I believe that's because you have more information. People that aren't neglected, sensitive, confused, "fragil", needy can still utter those sentences.
Peppa · 31-35, F
@Miram @Miram well those are emotions that people can feel at any given time with a healthy and sound mind or mental disorder. So to claim possible bi polar is unfair.
I don't have more details they are random scenarios.

We have the same thing here in the UK. So I don't understand the confusion as their differences. She states she's a psychologist with a list of PhD bsc etc etcs.

She was diagnosis but merely challenging how were interpret what's being said to us, and learning to to see it beyond just what's being thrown at you there and then.

Like analyzing behaviour, a child is sat barely able to stay awake as their eyes fight off the sleep, you tell them it time for bed, they say they aren't ready.
This under the microscope, could be viewed in a number of ways.
But what information do you extract and does it have implications for something more in the parent child relationship.
As you dig deeper the age becomes factor in the equation and so on...
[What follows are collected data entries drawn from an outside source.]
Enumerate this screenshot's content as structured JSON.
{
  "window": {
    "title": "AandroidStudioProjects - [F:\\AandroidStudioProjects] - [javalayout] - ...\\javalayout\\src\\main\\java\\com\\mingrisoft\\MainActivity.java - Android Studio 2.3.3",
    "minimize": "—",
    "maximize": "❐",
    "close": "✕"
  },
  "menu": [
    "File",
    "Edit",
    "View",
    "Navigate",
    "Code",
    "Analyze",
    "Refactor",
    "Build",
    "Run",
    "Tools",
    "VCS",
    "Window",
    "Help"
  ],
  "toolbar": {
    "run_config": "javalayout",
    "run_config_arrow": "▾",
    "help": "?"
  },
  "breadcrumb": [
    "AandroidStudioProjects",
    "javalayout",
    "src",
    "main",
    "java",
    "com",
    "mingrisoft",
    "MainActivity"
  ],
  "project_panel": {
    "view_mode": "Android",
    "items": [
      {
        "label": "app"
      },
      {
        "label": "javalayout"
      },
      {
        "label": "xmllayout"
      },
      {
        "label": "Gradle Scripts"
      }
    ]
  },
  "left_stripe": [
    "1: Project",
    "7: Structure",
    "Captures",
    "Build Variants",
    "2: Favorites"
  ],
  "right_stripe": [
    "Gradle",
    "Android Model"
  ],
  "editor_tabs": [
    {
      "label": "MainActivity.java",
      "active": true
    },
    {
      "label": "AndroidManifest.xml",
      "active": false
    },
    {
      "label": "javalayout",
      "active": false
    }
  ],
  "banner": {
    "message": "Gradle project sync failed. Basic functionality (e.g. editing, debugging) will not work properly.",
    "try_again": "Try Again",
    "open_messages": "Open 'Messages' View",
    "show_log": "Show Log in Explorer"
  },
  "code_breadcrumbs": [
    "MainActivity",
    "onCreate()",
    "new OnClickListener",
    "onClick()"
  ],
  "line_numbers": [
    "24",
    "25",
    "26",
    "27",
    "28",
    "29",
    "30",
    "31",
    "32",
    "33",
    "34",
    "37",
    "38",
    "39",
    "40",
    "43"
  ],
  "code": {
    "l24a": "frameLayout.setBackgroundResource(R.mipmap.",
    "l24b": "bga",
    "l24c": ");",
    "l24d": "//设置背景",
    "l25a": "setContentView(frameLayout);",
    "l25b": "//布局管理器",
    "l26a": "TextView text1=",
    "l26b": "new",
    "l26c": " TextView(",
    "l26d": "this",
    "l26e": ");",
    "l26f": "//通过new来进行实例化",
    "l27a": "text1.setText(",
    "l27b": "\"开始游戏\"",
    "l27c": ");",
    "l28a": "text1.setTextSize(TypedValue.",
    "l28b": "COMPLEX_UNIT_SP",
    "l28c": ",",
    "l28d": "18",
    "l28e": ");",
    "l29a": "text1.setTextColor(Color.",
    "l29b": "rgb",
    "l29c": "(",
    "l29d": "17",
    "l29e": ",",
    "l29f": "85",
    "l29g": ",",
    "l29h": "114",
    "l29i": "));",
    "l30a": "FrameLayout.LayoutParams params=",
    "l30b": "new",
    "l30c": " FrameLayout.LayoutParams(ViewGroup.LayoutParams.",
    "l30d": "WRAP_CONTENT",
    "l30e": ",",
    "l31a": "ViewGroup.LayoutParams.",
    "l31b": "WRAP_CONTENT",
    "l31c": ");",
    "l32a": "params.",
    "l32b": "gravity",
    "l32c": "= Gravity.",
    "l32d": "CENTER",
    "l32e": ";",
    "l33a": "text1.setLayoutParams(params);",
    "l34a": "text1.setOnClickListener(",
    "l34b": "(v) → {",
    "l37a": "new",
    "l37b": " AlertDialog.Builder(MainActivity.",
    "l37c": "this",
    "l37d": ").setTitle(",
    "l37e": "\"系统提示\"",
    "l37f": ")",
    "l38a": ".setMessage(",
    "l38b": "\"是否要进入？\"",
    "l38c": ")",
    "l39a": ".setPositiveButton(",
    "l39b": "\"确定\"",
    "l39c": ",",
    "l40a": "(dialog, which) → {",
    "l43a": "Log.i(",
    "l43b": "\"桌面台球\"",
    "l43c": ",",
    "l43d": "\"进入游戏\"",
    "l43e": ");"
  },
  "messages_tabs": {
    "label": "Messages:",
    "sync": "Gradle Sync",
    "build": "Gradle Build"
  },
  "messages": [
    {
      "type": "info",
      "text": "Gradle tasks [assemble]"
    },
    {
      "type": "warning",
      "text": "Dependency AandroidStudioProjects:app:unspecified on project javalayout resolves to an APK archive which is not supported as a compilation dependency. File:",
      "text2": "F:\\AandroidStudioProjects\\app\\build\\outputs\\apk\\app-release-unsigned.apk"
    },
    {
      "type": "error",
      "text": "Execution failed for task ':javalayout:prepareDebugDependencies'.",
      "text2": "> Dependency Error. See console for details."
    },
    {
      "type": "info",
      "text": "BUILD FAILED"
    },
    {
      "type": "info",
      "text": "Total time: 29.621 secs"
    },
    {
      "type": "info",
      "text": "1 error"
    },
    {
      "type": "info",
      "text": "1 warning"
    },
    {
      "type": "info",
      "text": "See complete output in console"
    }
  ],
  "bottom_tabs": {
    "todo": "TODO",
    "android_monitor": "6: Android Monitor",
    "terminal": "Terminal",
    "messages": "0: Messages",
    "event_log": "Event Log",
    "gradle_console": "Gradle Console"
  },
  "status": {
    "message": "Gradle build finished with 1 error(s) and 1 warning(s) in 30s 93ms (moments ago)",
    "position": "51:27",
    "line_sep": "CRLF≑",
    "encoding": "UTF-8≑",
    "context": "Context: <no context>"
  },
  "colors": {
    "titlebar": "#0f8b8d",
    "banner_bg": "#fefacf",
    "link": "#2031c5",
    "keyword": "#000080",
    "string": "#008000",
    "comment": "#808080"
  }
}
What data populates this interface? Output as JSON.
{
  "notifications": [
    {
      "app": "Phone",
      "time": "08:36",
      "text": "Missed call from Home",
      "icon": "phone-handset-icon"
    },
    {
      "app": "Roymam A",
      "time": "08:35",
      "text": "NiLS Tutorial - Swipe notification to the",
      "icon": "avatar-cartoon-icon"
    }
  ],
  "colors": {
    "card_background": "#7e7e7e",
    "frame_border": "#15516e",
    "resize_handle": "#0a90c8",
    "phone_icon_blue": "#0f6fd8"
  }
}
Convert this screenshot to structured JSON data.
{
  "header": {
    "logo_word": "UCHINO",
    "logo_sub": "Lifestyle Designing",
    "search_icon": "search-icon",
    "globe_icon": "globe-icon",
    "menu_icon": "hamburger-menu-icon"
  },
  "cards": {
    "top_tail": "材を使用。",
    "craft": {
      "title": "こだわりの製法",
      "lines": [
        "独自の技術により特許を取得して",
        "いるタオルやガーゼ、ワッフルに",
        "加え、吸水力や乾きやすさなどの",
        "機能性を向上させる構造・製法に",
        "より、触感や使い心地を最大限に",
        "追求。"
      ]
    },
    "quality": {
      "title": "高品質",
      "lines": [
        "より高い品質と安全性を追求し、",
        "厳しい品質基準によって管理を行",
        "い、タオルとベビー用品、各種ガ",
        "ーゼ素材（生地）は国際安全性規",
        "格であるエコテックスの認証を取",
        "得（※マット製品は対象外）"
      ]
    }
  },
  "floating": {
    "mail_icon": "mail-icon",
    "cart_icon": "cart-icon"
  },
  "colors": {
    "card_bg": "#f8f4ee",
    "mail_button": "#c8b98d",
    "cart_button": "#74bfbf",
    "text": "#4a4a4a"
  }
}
Good for you being a Gp, do you enjoy it?
Miram · 31-35, F
@Peppa

[quote] So to claim possible bi polar is unfair.[/quote] As I mentioned twice already, I didn't make a diagnosis or claim the person has bipolar.

It's a lot of work. The training as well as the professional development never end even when you are in a seemingly permanent position. Other than that I do enjoy it.

[quote] She was diagnosis but merely challenging how were interpret what's being said to us, and learning to to see it beyond just what's being thrown at you there and then. [/quote]

That's pretty much why I requested a context.